JpGU-AGU Joint Meeting 2017

Presentation information

[EE] Oral

P (Space and Planetary Sciences) » P-EM Solar-Terrestrial Sciences, Space Electromagnetism & Space Environment

[P-EM14] [EE] Dynamics in magnetosphere and ionosphere

Sun. May 21, 2017 10:45 AM - 12:15 PM 105 (International Conference Hall 1F)

convener:Tomoaki Hori(Graduate school of Science, University of Tokyo), Yoshimasa Tanaka(National Institute of Polar Research), Aoi Nakamizo(Applied Electromagnetic Research Institute, National Institute of Information and Communications Technology), Mitsunori Ozaki(Faculty of Electrical and Computer Engineering, Institute of Science and Engineering, Kanazawa University), Chairperson:Atsuki Shinbori(ISEE, Nagoya Univ.), Chairperson:Shin'ya Nakano(The Institute of Statistical Mathematics), Chairperson:Shin-ichiro Oyama(ISEE, Nagoya Univ.)

11:00 AM - 11:15 AM

[PEM14-19] The azimuthal extent of magnetopause reconnection

*Ying Zou1, Brian Walsh1, Toshi Nishimura1,2, Vassilis Angelopoulos2, John Micheal Ruohoniemi3, Kathryn McWilliams4, Nozomu Nishitani5 (1.Boston Univeristy, 2.University of California Los Angeles, 3.Virginia Tech, 4.University of Saskatchewan, 5.Nagoya University)

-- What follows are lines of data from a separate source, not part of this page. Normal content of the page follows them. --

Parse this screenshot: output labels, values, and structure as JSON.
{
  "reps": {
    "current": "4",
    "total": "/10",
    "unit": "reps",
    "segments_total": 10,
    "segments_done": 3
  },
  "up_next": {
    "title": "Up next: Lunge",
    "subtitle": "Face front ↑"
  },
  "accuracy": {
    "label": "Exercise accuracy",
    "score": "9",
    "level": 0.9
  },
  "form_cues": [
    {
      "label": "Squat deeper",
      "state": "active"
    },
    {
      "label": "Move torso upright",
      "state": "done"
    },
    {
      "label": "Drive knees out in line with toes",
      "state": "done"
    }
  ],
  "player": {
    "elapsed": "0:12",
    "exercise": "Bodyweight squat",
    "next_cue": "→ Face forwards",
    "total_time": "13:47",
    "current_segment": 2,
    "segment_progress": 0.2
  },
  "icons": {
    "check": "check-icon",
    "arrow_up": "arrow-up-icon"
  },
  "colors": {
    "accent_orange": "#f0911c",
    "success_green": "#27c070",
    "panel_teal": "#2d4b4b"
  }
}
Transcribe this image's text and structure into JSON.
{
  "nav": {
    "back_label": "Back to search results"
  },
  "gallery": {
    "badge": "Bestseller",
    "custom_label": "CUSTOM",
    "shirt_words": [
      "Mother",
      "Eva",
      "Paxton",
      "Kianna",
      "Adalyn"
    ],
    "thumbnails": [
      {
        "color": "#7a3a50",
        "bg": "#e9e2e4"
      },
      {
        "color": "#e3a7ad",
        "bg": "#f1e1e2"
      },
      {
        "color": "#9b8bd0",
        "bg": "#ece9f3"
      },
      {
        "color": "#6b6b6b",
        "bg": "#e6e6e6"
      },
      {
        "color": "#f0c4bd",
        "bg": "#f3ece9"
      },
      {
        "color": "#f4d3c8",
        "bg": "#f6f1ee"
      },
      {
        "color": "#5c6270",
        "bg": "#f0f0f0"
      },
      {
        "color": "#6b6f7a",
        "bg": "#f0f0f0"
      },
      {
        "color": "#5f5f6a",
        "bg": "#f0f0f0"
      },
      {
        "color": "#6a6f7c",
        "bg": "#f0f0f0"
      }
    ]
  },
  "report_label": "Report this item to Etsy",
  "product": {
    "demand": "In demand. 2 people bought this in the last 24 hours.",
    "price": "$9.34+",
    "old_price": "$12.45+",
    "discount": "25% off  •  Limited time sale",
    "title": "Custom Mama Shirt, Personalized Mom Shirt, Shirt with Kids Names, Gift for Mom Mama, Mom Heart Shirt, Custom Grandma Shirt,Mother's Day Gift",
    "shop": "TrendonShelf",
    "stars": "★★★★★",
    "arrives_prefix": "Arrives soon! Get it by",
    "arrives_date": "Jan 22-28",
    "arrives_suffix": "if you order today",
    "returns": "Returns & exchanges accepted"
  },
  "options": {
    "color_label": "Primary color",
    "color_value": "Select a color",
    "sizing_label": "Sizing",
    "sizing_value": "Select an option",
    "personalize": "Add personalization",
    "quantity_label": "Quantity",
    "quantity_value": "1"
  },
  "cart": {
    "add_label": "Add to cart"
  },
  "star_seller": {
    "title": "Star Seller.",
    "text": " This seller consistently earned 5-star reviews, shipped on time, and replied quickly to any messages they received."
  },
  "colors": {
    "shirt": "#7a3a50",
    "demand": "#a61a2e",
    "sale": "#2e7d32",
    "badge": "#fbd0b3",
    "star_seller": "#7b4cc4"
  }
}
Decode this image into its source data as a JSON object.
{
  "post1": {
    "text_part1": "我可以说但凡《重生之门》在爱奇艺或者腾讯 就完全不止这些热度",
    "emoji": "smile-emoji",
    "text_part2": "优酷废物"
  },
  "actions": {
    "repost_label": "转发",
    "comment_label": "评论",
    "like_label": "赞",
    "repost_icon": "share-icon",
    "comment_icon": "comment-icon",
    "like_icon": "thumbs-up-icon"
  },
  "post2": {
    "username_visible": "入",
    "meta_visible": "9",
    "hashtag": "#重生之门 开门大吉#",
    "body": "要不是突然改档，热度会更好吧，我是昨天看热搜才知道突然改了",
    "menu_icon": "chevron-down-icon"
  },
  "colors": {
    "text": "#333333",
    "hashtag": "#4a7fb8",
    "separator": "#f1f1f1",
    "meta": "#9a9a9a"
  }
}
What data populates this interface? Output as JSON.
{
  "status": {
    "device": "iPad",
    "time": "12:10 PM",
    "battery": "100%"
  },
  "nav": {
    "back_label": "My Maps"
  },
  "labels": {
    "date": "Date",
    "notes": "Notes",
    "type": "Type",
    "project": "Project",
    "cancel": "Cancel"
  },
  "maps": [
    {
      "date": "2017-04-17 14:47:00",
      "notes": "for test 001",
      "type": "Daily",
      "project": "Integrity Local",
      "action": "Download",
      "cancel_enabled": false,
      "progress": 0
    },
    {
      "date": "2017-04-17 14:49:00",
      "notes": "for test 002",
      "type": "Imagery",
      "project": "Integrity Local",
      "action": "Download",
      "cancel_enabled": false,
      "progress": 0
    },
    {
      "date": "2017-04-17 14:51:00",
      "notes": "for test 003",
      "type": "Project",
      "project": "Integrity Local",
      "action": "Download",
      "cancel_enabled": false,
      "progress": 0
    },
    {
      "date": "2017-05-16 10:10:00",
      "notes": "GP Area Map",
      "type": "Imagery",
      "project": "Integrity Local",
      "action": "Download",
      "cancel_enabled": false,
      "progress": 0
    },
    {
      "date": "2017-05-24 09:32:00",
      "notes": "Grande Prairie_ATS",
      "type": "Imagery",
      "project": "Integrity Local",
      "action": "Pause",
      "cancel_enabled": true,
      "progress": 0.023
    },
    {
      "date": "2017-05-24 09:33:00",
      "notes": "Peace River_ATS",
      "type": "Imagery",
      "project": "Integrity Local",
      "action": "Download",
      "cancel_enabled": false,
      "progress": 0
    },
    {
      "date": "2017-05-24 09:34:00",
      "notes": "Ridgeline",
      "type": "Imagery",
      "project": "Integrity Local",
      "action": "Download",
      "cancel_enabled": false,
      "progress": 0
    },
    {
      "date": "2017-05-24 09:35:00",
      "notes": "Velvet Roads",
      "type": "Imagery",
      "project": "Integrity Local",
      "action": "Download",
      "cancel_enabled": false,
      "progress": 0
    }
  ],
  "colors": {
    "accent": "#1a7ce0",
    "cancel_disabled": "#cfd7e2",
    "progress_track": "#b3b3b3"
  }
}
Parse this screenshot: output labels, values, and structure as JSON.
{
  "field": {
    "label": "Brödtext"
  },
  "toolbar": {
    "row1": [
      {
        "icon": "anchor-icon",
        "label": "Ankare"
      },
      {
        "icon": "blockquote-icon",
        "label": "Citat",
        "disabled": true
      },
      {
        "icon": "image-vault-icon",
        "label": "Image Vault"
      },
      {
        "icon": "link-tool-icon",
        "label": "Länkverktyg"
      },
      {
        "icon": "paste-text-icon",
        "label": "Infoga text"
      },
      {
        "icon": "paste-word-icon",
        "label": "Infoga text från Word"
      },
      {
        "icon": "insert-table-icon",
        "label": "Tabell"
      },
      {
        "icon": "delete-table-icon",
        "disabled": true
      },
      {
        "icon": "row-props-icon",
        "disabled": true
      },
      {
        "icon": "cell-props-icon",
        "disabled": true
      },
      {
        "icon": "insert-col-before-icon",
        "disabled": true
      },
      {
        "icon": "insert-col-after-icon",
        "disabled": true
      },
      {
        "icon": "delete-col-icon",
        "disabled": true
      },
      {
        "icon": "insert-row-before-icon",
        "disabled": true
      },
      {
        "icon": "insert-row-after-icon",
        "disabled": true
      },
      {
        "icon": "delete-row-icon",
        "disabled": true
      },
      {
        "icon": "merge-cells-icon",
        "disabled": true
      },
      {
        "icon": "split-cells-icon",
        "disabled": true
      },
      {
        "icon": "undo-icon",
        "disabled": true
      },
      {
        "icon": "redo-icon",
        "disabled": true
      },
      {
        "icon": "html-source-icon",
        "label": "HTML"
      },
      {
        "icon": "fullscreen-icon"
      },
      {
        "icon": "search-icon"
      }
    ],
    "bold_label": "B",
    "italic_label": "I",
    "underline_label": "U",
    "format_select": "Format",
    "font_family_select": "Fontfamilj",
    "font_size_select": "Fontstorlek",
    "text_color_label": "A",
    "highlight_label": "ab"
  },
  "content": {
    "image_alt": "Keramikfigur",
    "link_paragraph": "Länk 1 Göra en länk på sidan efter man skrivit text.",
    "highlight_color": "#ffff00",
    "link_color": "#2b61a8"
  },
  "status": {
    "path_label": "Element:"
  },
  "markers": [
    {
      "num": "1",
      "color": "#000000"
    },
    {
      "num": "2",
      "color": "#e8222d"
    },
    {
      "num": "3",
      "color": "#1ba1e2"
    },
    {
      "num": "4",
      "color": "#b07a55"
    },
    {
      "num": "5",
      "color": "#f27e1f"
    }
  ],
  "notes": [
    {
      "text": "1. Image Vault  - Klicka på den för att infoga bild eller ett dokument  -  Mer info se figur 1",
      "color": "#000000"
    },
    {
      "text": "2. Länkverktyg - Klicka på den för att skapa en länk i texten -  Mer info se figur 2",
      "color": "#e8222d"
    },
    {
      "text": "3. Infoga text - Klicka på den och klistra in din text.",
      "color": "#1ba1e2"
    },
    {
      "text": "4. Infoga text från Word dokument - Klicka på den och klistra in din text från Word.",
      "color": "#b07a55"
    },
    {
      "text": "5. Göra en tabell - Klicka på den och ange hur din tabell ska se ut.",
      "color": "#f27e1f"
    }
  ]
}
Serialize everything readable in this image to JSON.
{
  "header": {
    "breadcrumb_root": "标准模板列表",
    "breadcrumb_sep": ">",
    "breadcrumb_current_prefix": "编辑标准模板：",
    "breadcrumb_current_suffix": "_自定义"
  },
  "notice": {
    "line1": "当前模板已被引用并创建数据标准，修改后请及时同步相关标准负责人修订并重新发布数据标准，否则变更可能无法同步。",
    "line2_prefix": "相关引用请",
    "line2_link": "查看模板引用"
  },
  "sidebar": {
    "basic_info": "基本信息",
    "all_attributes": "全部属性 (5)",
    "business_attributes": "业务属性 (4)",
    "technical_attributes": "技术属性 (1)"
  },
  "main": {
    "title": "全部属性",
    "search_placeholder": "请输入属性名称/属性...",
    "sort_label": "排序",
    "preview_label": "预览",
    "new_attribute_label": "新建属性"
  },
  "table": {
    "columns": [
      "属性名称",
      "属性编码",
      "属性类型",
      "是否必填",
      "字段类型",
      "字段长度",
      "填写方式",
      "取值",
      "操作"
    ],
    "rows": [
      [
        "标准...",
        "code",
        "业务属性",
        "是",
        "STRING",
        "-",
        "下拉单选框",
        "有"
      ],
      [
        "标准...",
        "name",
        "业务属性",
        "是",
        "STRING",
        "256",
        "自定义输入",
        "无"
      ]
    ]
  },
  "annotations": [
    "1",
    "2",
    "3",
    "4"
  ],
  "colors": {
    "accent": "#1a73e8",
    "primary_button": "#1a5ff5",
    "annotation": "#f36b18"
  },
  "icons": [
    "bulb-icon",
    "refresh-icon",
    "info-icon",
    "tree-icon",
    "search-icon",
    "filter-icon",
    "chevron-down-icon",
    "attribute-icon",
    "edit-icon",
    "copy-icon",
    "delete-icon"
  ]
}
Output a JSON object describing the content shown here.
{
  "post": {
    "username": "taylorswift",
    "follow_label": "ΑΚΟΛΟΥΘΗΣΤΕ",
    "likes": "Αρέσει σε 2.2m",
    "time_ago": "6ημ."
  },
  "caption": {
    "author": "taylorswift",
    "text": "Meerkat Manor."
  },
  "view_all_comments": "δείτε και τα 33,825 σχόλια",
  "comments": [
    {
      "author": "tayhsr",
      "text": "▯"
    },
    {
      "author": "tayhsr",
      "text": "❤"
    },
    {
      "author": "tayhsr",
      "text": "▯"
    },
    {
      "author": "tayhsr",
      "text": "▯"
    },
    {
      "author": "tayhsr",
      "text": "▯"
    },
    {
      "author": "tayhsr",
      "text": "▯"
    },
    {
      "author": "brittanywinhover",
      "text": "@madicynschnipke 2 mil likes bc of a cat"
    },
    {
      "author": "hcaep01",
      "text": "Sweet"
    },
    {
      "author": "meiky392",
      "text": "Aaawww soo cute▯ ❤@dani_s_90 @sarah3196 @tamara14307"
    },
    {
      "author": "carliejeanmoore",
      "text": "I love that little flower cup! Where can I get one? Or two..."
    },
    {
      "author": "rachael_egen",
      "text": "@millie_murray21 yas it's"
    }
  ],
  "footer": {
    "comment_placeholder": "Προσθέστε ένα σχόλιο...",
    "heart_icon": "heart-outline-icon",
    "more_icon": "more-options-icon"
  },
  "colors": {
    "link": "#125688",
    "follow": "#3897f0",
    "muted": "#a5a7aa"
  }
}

Keywords:Magnetopause reconnection, Multi-point observation, Magnetosphere-ionosphere conjunction

Although the dayside magnetopause reconnection is shown to occur in localized regions or over an extended X-line, a systematic understanding of what is the prevailing scale size and how this depends on IMF conditions has not been achieved. Multi-point observations by spacecraft tend to be separated either too small to cover the reconnection site, or too large that the assumption of a continuous X-line between satellites becomes questionable. Radars and imagers can broadly monitor the ionospheric signatures of magnetopause reconnection around the cusp as fast anti-sunward flows and auroras, and can thus provide a large-scale context of the reconnection scale size given by the flow channel size. We combine multi-point THEMIS spacecraft observations with SuperDARN measurements to statistically determine the width of magnetopause reconnection and its IMF dependence. We require nearly simultaneous magnetopause crossing by at least two spacecraft and determine the occurrence of reconnection based on the Walen test and the D-shape distribution of ion phase space density. This is compared with the occurrence and the azimuthal width of ionospheric fast flows at the spacecraft footprint. Our preliminary results show that when the two spacecraft are separated by a few Re and both detect reconnection signatures, their footprints are located within or close to the same ionospheric flow channel. When one misses reconnection, its footprint is located away from the ionospheric flow channel. Such conjunctions ensure the physical connection between ionospheric flow channels and magnetopause reconnection extents, and thus enable a reliable interpretation of the reconnection width. We observe the reconnection width to be 200-600 km in ionosphere, which corresponds to 2 Re up to 8 Re in the equatorial plane, although more events are under survey.